Increase Cohesiveness and Respect on Your Software Team
How to Get Everyone Pulling in the Same Direction
It will come as no surprise that we are more easily influenced by people we like. However, you may not have realized what factors influence your decision to like someone,
as explained in
Influence: The Psychology of Persuasion, Revised Edition
by Robert B. Cialdini. Having an awareness of these factors will help you manage your relationships for maximum mutual benefit. The factors are outlined in the list below.
- Physical Attractiveness - it has been proven in numerous studies that people who are physically attractive are automatically assigned other virtuous characteristics such as kindness, honesty, talent, and intelligence even though there is no actual correlation. While there may not be a lot you can do to improve your looks dramatically (short of extensive plastic surgery), you will find that looking your best will have a positive impact on your ability to influence others.

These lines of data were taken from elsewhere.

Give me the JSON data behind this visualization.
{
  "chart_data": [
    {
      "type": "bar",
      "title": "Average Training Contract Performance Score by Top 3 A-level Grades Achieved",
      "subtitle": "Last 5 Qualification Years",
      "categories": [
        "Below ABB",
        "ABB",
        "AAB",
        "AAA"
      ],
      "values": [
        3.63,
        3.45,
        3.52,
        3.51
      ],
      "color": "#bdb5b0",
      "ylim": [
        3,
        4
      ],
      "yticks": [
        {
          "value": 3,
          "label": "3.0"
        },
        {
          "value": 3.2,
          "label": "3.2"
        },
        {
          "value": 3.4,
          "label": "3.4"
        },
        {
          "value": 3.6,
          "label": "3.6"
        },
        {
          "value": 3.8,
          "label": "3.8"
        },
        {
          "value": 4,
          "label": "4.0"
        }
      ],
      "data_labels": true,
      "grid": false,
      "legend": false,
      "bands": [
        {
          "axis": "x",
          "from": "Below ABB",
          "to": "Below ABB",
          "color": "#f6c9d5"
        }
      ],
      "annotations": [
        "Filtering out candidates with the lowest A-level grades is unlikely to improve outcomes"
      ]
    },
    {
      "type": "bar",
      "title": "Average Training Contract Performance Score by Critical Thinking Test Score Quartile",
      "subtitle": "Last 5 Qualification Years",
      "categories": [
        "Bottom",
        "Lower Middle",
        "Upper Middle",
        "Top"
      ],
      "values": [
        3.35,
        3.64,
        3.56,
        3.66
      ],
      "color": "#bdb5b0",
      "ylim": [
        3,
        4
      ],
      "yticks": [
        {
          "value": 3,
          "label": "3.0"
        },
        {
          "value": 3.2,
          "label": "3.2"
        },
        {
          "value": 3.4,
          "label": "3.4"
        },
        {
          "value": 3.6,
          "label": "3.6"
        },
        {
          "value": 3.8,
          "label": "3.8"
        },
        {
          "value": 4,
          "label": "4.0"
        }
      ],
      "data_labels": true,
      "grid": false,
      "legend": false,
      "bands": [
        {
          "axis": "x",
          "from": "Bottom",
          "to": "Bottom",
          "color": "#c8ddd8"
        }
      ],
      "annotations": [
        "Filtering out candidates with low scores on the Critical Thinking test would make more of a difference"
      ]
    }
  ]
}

- Similarity - You will find countless practical resources that reference this topic in a variety of social contexts. Job interviewers are advised to adopt mannerisms of their interviewers. Sales personnel always seem to have the same hobbies and interests as you do. This is not a coincidence. Research shows that we are more easily influenced by people we view as similar to ourselves.
- Compliments - We have a strong tendency to believe everything good that someone else says about us (and we like them for saying it), even when we have full realization that their interests may be self-serving.
- Cooperation vs. Competition - Research demonstrates that when a group of people cooperate toward a common goal, there is a significant increase in their liking for each other. On the other hand, people or groups of people that find themselves in competition with each other tend to increase their level of dislike for each other.
- Conditioning and Correlation - people have a tendency to assign a similar like or dislike to things that are correlated or associated (guilt by association). How often have you made a judgment of someone's character based on who they hang around? The phrase "Don't shoot the messenger" originated from ancient ruler's propensity to eliminate the bearers of bad news, even though they weren't responsible for the outcome. This practice is still common today. It is not uncommon to see leaders scrambling to get out from projects when it becomes clear the results are not going to be positive. Association to a failed project is the death knell to one's career ascension aspirations. It doesn't matter if the failure is due to mismanagement on their part, or just due to a number of other factors over which they had no control. As Shakespeare said, "The nature of bad news infects the teller."
Practical Application in Software Development Teams
Being a likeable manager will improve your ability to positively influence your team members. While you might think that it's enough to "not be a jerk," it may be beneficial to consider the following ideas for improving your team member's liking for both you and others on the team.
- Encourage team members to share personal tidbits - While the workplace is a place to get work done, allowing some personal chatter can improve group cohesiveness. You will find that you likely have some common interests with each of your team members. Discovering common interests will improve the appreciation and liking that you have for each other. This will improve your ability to influence them as their leader. Who would have known that some idle chatter now and then would improve workplace productivity?
- Compliment your team members - You should remember to frequently compliment your team, both individually and collectively. People love compliments, and they like the people who give them.
- Communicate the team goals - Make sure that your team understands what the collective goals and objectives are. Make sure that all member understands how each member contributes to the common goal. Demonstrating how everyone is working toward the same objective will help foster collaboration and cooperation within the team.
- Avoid Competition - You may be of the opinion that inspiring the competitive spirit is good for productivity. This is fine as long as the competition is some entity outside of the organization. However, internal competition among teams or team members may foster dislike or jealousy. It is usually more effective to encourage cooperation.
- Monitor and Coach Team Member EQ - While Emotion Intelligence (EQ) is a study unto itself, and beyond the scope of this article, make sure that each of your team members possess an adequate EQ. Members who possess insufficient EQ may require coaching to improve in this area. For more information on EQ, you can check out
Emotional Intelligence 2.0
by Travis Bradberry and Jean Greaves.